Here's me with my great-grandma.
I don't know. I try not to take her for granted. I really do. But she's been sick for so long that it just seems like she'll keep going on and being sick forever. It's hard for great-grandmas not to feel like a fixture. It's hard to remember that time passes for them.
She told me about my grandmother, Daddy's mom, the one who died before I was born. I like that. I would like to hear more stories, but it sounds like she wasn't a "story" kind of person, she was more a "behind the scenes" kind of person. Which is okay, too, but it's harder to get a feel for what she was really like. When I have characters in my head, they come with faults as well as good traits. I've never heard a fault mentioned of my Grandma Elaine -- not from her mother-in-law and not from her daughter-in-law, and those are the stereotypical fault-finding relationships. A couple of times on Saturday, my family slipped and referred to her as my mom rather than as my grandma. I think it was clear that they weren't confusing me with Aunt Mary or Aunt Ruthie. They knew who I was. It just seemed impossible to them, I think, that Elaine should be so far away that I could be the granddaughter she never knew.
Well. Sunday we went to church with Timprov's folks -- Cal was on vacation, so he didn't preach or anything, just sat in the congregation with us.
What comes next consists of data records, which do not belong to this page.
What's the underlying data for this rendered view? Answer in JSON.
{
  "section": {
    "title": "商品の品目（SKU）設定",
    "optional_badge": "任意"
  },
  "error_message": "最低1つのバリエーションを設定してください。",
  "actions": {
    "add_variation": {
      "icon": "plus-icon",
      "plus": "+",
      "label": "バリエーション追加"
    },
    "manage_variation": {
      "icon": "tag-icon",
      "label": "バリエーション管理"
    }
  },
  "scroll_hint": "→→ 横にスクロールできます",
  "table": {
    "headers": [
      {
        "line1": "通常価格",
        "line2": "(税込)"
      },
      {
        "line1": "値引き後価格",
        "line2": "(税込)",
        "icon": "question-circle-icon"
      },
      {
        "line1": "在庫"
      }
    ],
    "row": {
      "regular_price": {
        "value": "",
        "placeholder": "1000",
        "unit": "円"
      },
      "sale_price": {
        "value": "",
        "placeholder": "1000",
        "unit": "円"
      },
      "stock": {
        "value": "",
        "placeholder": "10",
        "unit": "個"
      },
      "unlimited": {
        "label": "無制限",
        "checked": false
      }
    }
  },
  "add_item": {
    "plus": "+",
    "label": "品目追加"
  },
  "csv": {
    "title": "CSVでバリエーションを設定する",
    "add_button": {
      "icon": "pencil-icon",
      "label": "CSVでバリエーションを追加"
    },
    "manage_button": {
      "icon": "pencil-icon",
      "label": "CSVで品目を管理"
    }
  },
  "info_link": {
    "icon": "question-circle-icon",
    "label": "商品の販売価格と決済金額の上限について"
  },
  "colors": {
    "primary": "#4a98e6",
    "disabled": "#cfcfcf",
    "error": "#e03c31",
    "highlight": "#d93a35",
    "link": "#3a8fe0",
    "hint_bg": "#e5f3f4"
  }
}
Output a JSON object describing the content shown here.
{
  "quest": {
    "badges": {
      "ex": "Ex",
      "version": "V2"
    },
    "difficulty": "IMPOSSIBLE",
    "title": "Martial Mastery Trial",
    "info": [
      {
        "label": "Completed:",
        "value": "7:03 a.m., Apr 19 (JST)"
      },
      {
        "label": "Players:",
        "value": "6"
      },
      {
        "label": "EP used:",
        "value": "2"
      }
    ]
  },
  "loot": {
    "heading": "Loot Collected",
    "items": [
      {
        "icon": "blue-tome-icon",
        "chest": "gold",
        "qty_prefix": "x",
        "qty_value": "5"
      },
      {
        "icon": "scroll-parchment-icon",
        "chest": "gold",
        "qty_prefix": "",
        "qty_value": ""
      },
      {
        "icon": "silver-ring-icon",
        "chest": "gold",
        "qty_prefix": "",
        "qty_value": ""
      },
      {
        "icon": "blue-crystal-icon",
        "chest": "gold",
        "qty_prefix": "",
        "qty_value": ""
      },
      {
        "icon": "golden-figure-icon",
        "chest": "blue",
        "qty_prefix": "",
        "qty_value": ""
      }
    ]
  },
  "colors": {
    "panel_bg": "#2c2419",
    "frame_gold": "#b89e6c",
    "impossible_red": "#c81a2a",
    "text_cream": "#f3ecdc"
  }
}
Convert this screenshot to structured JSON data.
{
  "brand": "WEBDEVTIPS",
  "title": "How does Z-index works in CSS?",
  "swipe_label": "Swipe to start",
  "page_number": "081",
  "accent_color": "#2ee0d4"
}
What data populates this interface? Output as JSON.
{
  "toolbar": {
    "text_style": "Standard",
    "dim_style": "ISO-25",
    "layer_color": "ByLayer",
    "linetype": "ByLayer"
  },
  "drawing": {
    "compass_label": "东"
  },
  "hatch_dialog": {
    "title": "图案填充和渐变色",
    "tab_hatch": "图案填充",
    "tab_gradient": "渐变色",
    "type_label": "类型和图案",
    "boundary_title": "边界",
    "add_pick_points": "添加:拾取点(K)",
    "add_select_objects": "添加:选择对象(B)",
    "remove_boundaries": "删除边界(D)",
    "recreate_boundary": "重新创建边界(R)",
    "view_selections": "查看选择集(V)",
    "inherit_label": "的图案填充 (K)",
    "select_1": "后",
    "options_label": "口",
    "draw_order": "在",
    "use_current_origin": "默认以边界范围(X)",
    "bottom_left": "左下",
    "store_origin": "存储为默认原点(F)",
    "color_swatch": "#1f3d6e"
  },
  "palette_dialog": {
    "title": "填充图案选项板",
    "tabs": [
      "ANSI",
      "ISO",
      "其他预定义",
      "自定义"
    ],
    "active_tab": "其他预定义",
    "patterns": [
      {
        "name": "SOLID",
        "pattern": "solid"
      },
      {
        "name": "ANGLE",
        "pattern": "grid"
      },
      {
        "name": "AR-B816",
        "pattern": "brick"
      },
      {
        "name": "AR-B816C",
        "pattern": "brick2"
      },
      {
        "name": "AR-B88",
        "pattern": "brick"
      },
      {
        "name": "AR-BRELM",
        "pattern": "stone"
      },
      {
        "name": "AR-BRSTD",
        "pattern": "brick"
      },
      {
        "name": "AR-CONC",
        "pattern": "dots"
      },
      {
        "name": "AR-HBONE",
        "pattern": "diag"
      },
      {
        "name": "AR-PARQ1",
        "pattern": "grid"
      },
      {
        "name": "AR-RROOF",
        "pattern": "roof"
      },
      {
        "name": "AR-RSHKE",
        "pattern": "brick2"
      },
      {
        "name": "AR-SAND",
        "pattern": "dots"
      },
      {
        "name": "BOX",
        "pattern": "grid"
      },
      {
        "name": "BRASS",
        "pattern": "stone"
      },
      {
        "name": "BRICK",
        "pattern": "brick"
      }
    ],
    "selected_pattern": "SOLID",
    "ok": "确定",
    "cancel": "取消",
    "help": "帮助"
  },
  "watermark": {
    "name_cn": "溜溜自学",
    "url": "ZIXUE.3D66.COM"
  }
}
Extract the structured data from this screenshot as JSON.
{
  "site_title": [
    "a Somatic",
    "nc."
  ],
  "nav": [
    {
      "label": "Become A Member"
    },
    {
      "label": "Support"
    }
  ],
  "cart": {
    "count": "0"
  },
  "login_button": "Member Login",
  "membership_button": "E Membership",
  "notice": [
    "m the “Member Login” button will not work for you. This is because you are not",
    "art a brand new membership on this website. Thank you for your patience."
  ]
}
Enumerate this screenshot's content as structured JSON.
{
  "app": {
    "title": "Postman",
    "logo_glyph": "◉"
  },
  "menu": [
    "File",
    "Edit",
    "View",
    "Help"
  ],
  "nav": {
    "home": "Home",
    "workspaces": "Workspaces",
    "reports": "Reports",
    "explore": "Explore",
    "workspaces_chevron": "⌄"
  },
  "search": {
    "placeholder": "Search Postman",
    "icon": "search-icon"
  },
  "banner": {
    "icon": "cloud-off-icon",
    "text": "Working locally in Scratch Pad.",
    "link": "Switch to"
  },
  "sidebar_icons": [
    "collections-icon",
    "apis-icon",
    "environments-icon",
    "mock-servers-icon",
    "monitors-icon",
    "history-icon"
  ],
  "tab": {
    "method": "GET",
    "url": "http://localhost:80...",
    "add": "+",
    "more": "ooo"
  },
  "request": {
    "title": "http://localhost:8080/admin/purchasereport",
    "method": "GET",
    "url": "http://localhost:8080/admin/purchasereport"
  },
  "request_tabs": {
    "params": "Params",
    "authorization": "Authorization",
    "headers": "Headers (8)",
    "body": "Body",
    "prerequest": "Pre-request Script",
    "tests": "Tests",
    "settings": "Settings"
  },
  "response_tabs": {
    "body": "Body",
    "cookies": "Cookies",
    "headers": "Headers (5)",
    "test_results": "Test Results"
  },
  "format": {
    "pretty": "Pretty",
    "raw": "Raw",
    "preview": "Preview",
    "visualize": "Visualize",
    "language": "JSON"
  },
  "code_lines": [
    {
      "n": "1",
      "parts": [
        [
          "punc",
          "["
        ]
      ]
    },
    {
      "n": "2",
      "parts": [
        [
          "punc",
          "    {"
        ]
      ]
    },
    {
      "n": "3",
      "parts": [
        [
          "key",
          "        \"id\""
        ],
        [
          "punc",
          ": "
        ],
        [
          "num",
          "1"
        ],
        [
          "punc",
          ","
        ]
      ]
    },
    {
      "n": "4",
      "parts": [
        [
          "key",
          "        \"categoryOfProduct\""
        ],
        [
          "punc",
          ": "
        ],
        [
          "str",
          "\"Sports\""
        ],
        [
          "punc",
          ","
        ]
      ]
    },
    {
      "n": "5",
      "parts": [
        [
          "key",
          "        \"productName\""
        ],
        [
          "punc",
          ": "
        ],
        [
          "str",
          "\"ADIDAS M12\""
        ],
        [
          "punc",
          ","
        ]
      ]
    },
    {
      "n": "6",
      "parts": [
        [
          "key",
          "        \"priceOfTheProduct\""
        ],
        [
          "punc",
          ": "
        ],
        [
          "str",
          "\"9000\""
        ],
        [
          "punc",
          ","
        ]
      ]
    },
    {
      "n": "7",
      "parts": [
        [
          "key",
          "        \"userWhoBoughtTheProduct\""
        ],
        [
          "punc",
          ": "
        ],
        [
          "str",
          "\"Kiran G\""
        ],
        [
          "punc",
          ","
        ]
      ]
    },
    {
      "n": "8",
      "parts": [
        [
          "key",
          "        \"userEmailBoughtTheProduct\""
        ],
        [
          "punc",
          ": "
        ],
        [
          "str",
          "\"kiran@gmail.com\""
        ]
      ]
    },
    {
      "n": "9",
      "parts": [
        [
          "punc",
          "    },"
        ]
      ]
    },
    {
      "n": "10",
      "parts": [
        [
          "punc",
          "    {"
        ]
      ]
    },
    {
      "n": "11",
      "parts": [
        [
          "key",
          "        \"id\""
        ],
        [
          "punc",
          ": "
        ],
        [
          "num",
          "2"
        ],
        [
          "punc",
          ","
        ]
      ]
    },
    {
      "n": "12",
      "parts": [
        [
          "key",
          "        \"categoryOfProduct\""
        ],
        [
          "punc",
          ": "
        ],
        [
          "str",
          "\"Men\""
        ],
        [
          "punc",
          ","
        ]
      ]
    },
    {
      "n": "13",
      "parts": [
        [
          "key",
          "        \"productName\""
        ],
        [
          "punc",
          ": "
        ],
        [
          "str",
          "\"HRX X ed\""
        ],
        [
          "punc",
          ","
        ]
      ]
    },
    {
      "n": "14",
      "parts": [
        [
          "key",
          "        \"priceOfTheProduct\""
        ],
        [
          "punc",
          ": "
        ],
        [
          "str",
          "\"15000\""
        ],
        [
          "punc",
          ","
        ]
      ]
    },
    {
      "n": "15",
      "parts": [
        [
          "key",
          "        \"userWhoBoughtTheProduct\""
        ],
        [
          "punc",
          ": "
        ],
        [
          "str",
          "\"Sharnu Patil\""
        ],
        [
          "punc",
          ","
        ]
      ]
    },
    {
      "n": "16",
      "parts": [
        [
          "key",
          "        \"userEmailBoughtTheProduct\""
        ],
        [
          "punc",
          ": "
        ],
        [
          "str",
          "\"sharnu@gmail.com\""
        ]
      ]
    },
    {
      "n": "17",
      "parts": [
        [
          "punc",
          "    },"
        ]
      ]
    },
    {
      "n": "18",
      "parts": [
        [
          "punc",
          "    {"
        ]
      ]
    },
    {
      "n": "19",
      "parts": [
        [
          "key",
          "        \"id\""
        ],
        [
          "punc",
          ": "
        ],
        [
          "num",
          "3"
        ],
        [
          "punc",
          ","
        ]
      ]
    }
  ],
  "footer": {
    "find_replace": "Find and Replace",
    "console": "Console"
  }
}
It was nice. After we were done and were driving through the neighborhoods around there, on our way back to the Coopers', Mark said, "We could live here and walk to church in the summer." I agreed, we could. Bobbie had her own errands to run, so when she got back, we all had lunch, and then Mark and I headed down to Farmington to hang out with Heather and Dave and Miss Siri. We saw their new house, which was cool -- they got to work with the architect themselves, I believe, and Heather had sent me floor-plan sketches by snail-mail, so it was nice to see them made real.
Heathah is very pregnant. Doesn't show up so much in this picture, but trust me. She is. She looks good, though, and she's always pretty happy-go-lucky, even when she doesn't particularly want to wrestle socks on to take us to Carabou. Where we discovered, oh my land, some of the best blended coffee beverage. Caramel cooler. It's a caramel latte, blended. Oh wow. Muchly good. But Carabou uses good caramel. I already knew that from my old favorite turtle mochas there.
Dave and Siri. Miss Siri has her moments of shyness. She also has some rather opinionated moments. She wanted to show us her room. Evidently this involved running into her room, running smack into the bed (deliberately), and smothering Winnie-the-Pooh in a blanket. Social conventions vary by age, of course.
When we got back, Cal and Bobbie took us to Ichiban in downtown Minneapolis for my birthday. (Yes, yes, we all know when my birthday was. But I like birthdays. Bobbie says she's never known anyone to enjoy their birthdays as much as I do. This is because she doesn't know my folks yet.) It was teppanyaki-style Japanese cooking, with all the fancy tricks on the griddle in front of us. Our chef was not so good with the tricks -- kept dropping things, even knives -- but the teriyaki scallops I had more than made up for it. Oh, yum. Happy birthday to me.
(This restaurant, by the way, is near the hotel where World Fantasy Con will occur next year. In case you're wondering.)